If you have learned that your child is in the custody of the police, you need to start supporting him immediately. You need to be his advocate. Begin by asking the processing officer at the police station to explain the arrest and booking process. Then ask the following questions:
- Why was my child arrested?
- Will my child have to stay in custody (juvenile facility, etc.)? Can he be released into my custody?
- Will we need to post bond?
- What happens next?
- Where can I get help if my child is referred to juvenile court?
You will need to find an attorney if your child is referred to the court system. If your family does not have the money, ask about the public defender program. The Public Defender’s Office gives legal counsel for people on limited incomes. You will have to fill out paperwork that explains your family’s income. They decide who can receive a public defender’s services based on family income.
Even if your child has an attorney, it is important for you to attend all legal proceedings with your child. This includes court appearances, meetings with probation officers and juvenile court staff. It also includes evaluations by treatment program staff. Most juvenile courts want to divert young people away from the legal system and into treatment. It is still important for you to be there every step of the way. In fact, under Colorado law, you may be held in contempt if you fail to appear in court with your child. Talk to your attorney about this. Also, the courts view a parent’s involvement positively when they make sentencing and other decisions about your child.

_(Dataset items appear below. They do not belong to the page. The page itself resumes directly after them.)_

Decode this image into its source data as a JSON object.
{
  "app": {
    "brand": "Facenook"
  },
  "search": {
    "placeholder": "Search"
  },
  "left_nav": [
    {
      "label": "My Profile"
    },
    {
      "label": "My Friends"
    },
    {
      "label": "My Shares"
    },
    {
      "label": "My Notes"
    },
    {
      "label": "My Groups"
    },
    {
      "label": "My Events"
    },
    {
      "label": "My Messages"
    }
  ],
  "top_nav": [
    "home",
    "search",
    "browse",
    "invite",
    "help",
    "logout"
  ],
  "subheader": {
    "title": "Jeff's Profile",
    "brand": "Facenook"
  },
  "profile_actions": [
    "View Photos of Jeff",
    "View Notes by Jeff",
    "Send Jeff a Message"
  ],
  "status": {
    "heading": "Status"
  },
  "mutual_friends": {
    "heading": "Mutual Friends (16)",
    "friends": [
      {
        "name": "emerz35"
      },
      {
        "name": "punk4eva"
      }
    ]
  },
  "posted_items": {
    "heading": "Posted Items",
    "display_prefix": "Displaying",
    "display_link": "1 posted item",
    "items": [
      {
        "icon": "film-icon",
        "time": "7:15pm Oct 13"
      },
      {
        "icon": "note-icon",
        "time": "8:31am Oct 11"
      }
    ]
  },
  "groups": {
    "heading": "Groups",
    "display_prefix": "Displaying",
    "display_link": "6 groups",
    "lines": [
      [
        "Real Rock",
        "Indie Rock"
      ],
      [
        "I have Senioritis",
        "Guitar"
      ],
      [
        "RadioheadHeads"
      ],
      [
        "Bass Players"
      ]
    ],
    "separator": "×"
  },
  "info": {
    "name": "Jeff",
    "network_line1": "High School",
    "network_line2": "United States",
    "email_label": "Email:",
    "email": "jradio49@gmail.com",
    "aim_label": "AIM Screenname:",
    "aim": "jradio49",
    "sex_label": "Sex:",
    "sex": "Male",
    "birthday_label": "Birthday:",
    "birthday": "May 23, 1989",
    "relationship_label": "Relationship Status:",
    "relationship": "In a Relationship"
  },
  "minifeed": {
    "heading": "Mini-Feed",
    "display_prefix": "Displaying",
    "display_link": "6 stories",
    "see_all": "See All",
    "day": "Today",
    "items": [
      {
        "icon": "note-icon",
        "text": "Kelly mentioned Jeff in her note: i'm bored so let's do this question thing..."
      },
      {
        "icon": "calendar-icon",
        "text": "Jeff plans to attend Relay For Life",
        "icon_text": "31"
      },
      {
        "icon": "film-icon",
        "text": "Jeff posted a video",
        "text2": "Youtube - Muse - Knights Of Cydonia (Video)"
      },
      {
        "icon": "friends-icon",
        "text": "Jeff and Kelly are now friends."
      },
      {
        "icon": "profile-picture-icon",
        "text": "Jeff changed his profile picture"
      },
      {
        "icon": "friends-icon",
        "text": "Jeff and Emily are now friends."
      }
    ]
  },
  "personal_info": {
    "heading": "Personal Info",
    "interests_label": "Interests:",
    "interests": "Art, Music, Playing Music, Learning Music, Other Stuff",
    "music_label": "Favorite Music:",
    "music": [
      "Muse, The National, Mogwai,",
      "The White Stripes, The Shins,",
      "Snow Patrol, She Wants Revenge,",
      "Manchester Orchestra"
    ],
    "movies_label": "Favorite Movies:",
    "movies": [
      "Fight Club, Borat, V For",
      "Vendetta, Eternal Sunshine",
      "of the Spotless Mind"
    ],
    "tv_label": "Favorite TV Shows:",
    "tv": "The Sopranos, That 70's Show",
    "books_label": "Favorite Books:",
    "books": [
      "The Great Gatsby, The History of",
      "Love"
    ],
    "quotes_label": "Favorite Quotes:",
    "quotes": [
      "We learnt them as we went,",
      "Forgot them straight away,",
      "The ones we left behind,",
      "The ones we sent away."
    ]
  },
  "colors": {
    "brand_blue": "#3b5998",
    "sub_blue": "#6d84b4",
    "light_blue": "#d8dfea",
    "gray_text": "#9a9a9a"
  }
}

After being taken into custody, your child may qualify to be released into your custody. Before he is released, he may be evaluated. This is done by a pre-adjudication service program. This evaluation will make suggestions to the court. This evaluation is designed to help the court make a better decision about your child’s detention placement or bond. They will propose a plan to the court. This plan will include conditions you or your child must follow.
The Colorado Department of Human Services has created a flow chart that describes all of the legal steps from the time a child is arrested to disposition. You can also review the laws by going to the Children’s Code in the Colorado Revised Statutes, section 19-2-501.